Na impossibilidade de fazer parte deste planejamento
sinistro, sempre tentei deixar que as experiências dentro do ateliê (onde
durante um ano foram dedicadas sessenta e oito horas mensais) se deliberassem
por si. O “recuo do educador”, imprescindível para abandonar as propostas já estipuladas
pelo projeto-pensado-sinistro, foi o eixo central para o "deixar surgir".
Visando sempre o estar junto, com o mínimo de intervenções, o inato ao grupo pôde
começar a surgir frente aos encontros e o espaço. Daí, e somente daí é que poderíamos
fazer um pacto ético não mais com o projeto-pensado e sim com as vibrações,
expectativas, desejos, tensões e alternativas criadas pelo encontro. A partir
disso, estivemos aptos a observar e apreender como criamos movimentos
individuais e coletivos de permanência no bom da vida que é cada vez mais somente
estar livre de pilhagens que impedem o seu curso com satisfação e sossego. Num constante exercitar da escuta pôde-se
criar uma "linha do futuro" com as expectativas que cada um de nós
trazíamos. Aqui aparece a primeira discordância com o projeto-pensado, onde visitamos
não mais sonhos ora individuais e ora coletivos, mas sim uma subjetividade onde
todos ficam de certa medida, entrelaçados uns às movenças dos outros. Vale
dizer que, para isso, foi importante nos desfazer do excesso de coletividade
que permeia o programa.
De tudo que vivemos o que
sinto ser mais importante e que vale ser partilhado, é que todos os encontros
incorporaram o descanso às tarefas. Nisso, as atividades verdadeiras nasciam
quando saiam do roteiro (linha do futuro que criamos em conjunto após
verificarmos os motivos que se entrelaçavam) concebido pelos participantes.

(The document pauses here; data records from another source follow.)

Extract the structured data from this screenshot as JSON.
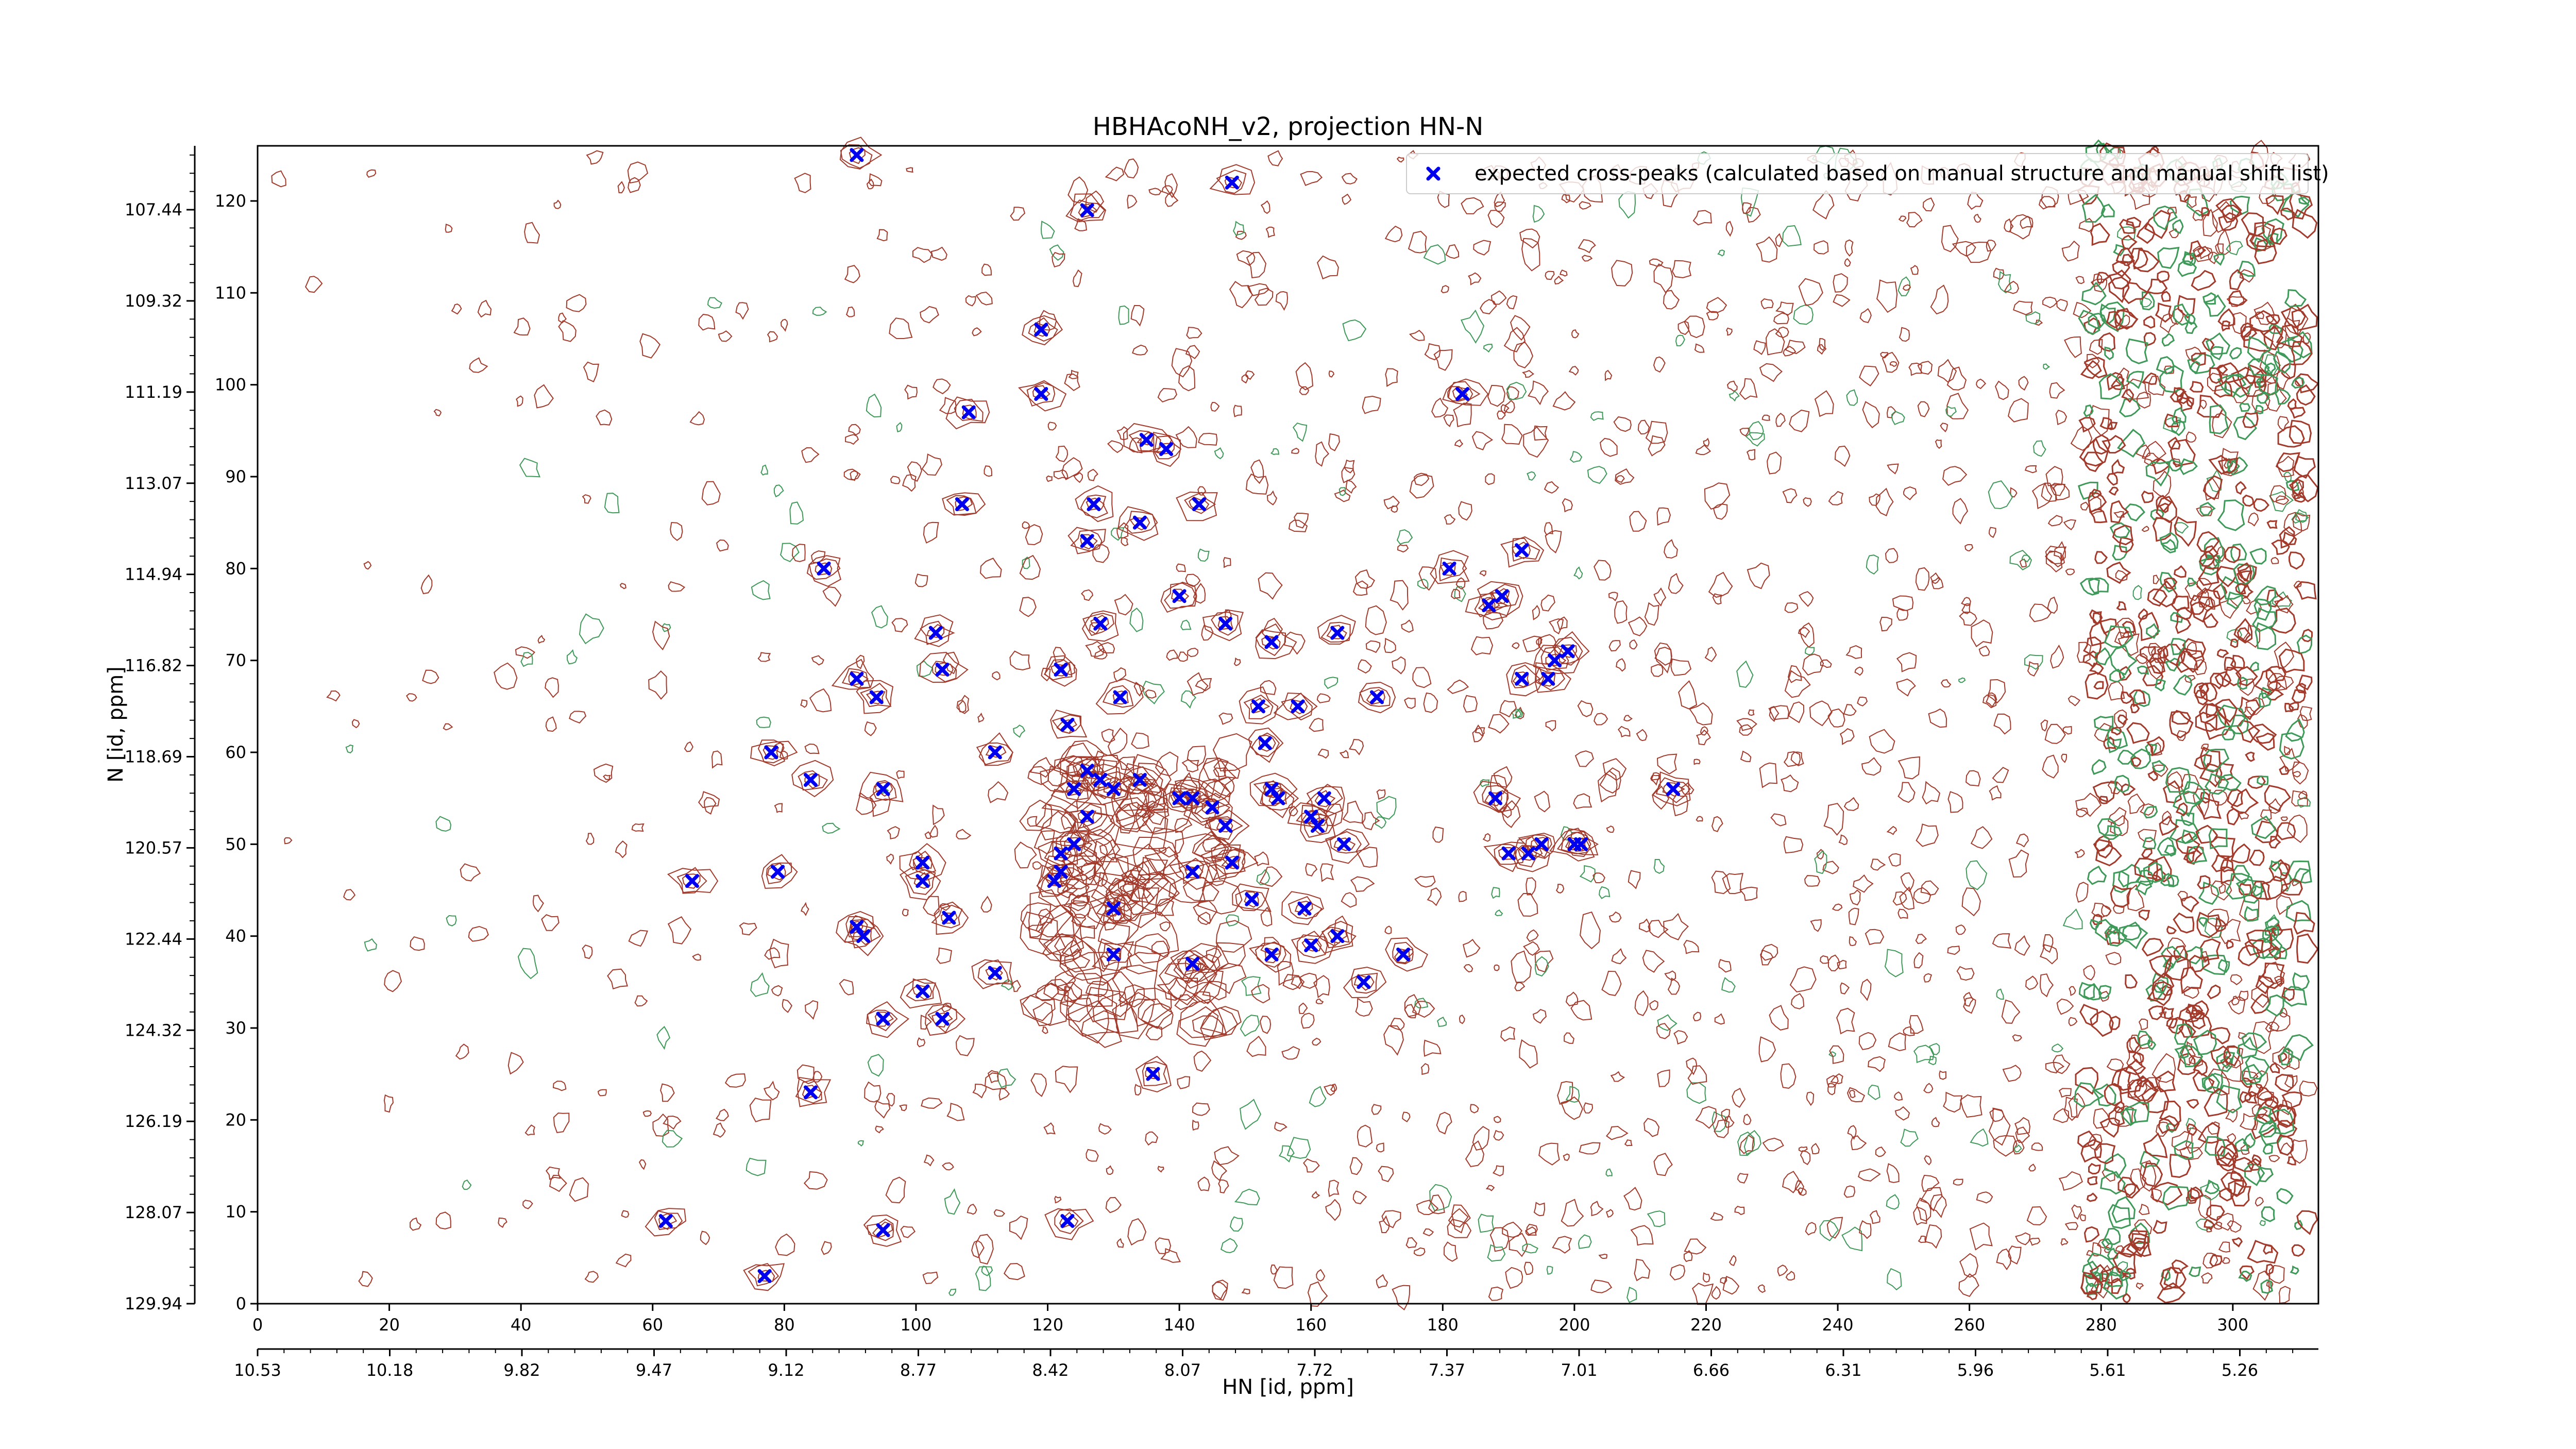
{
  "chart_data": {
    "type": "scatter",
    "title": "HBHAcoNH_v2, projection HN-N",
    "xlabel": "HN [id, ppm]",
    "ylabel": "N [id, ppm]",
    "x_index_range": [
      0,
      313
    ],
    "y_index_range": [
      0,
      126
    ],
    "x_index_ticks": [
      "0",
      "20",
      "40",
      "60",
      "80",
      "100",
      "120",
      "140",
      "160",
      "180",
      "200",
      "220",
      "240",
      "260",
      "280",
      "300"
    ],
    "y_index_ticks": [
      "0",
      "10",
      "20",
      "30",
      "40",
      "50",
      "60",
      "70",
      "80",
      "90",
      "100",
      "110",
      "120"
    ],
    "x_ppm_ticks": [
      "10.53",
      "10.18",
      "9.82",
      "9.47",
      "9.12",
      "8.77",
      "8.42",
      "8.07",
      "7.72",
      "7.37",
      "7.01",
      "6.66",
      "6.31",
      "5.96",
      "5.61",
      "5.26"
    ],
    "y_ppm_ticks": [
      "129.94",
      "128.07",
      "126.19",
      "124.32",
      "122.44",
      "120.57",
      "118.69",
      "116.82",
      "114.94",
      "113.07",
      "111.19",
      "109.32",
      "107.44"
    ],
    "contour_colors": {
      "positive": "#a33b2c",
      "negative": "#3f9a5a"
    },
    "series": [
      {
        "name": "expected cross-peaks (calculated based on manual structure and manual shift list)",
        "color": "#0000ee",
        "marker": "x",
        "points": [
          [
            91,
            125
          ],
          [
            148,
            122
          ],
          [
            126,
            119
          ],
          [
            119,
            106
          ],
          [
            119,
            99
          ],
          [
            108,
            97
          ],
          [
            183,
            99
          ],
          [
            135,
            94
          ],
          [
            138,
            93
          ],
          [
            107,
            87
          ],
          [
            127,
            87
          ],
          [
            143,
            87
          ],
          [
            134,
            85
          ],
          [
            126,
            83
          ],
          [
            192,
            82
          ],
          [
            86,
            80
          ],
          [
            181,
            80
          ],
          [
            140,
            77
          ],
          [
            189,
            77
          ],
          [
            187,
            76
          ],
          [
            128,
            74
          ],
          [
            147,
            74
          ],
          [
            103,
            73
          ],
          [
            164,
            73
          ],
          [
            154,
            72
          ],
          [
            199,
            71
          ],
          [
            197,
            70
          ],
          [
            104,
            69
          ],
          [
            122,
            69
          ],
          [
            91,
            68
          ],
          [
            192,
            68
          ],
          [
            196,
            68
          ],
          [
            94,
            66
          ],
          [
            131,
            66
          ],
          [
            170,
            66
          ],
          [
            152,
            65
          ],
          [
            158,
            65
          ],
          [
            123,
            63
          ],
          [
            153,
            61
          ],
          [
            78,
            60
          ],
          [
            112,
            60
          ],
          [
            126,
            58
          ],
          [
            128,
            57
          ],
          [
            84,
            57
          ],
          [
            95,
            56
          ],
          [
            154,
            56
          ],
          [
            124,
            56
          ],
          [
            130,
            56
          ],
          [
            134,
            57
          ],
          [
            155,
            55
          ],
          [
            140,
            55
          ],
          [
            142,
            55
          ],
          [
            162,
            55
          ],
          [
            188,
            55
          ],
          [
            215,
            56
          ],
          [
            145,
            54
          ],
          [
            126,
            53
          ],
          [
            160,
            53
          ],
          [
            161,
            52
          ],
          [
            147,
            52
          ],
          [
            124,
            50
          ],
          [
            165,
            50
          ],
          [
            190,
            49
          ],
          [
            193,
            49
          ],
          [
            195,
            50
          ],
          [
            201,
            50
          ],
          [
            200,
            50
          ],
          [
            122,
            49
          ],
          [
            122,
            47
          ],
          [
            101,
            48
          ],
          [
            148,
            48
          ],
          [
            79,
            47
          ],
          [
            142,
            47
          ],
          [
            66,
            46
          ],
          [
            121,
            46
          ],
          [
            101,
            46
          ],
          [
            151,
            44
          ],
          [
            130,
            43
          ],
          [
            159,
            43
          ],
          [
            105,
            42
          ],
          [
            91,
            41
          ],
          [
            92,
            40
          ],
          [
            164,
            40
          ],
          [
            160,
            39
          ],
          [
            130,
            38
          ],
          [
            174,
            38
          ],
          [
            154,
            38
          ],
          [
            142,
            37
          ],
          [
            112,
            36
          ],
          [
            168,
            35
          ],
          [
            101,
            34
          ],
          [
            104,
            31
          ],
          [
            95,
            31
          ],
          [
            136,
            25
          ],
          [
            84,
            23
          ],
          [
            62,
            9
          ],
          [
            123,
            9
          ],
          [
            95,
            8
          ],
          [
            77,
            3
          ]
        ]
      }
    ]
  }
}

Eram nos momentos de distensão, em que ficávamos ao "para nada", que
surgiam percursos e atividades que nos faziam respirar. Estas curvas
respiratórias nos lançavam ao cerne da criatividade. Estes encontros surgiam
quando o grupo abandonava as tarefas, alegando desanimo ou cansaço que, ao
invés de serem reprimidos, eram acolhidos como sentimentos nobres. Ao acolher
estes hóspedes, aos quais a “sociedade do desempenho” vem rejeitando, éramos lançados
a capacidades especiais de transfiguração da realidade. A isso vale se juntar
aos chamados sobre Crelazer (Helio
Oiticica) e Pedagogia Devaneante(Gaston
Bachelard) onde nos é sugerido uma “melancolia ligante”, o cansaço criador
gerador do repouso onde uma ira necessária para as grandes criações transformadoras
pode ganhar espaço.
Mas ainda nos aceitamos obrigados,
nós mães, pais e educador(ae)s a conviver com instituições educacionais que não
suportam sentimentos humanos como a ira, o cansaço, o devaneio, assim como o descanso,
criação e a transformação. Frente a encontros onde tudo é dispositivo para a
emancipação (jovens e crianças tomadas pelas pulsões criadoras/transformadoras
da arte) as instituições preferem recuar, zelando mais pelo espaço e pelo acordo
imposto - alegando ainda que é para a nossa segurança e para o bem estar de
nossos filhos -, do que pelos participantes e propostas que surgem a partir dos
encontros. Ou seja, falta muito para conseguirmos bancar as crianças em estado
de arte e a arte em estado de criança.
Apesar de, é preciso
amar. Por isso só tenho a agradecer a vida por, sempre que preciso, pedalar as
eras. Agradeço a todos que conheci nesta caminhada e que levo comigo aqui
agora. Estamos juntos e, por mais que ainda permanecemos suportando esta
vida-farsa de escravos econômicos num regime democrático de aparências, pouco a
pouco somos incondicionalmente arrastados para lugares sem arranjos humanos,
sem preparo e sem domínio, onde a única medida ainda é a amizade e a vibração
do surgimento.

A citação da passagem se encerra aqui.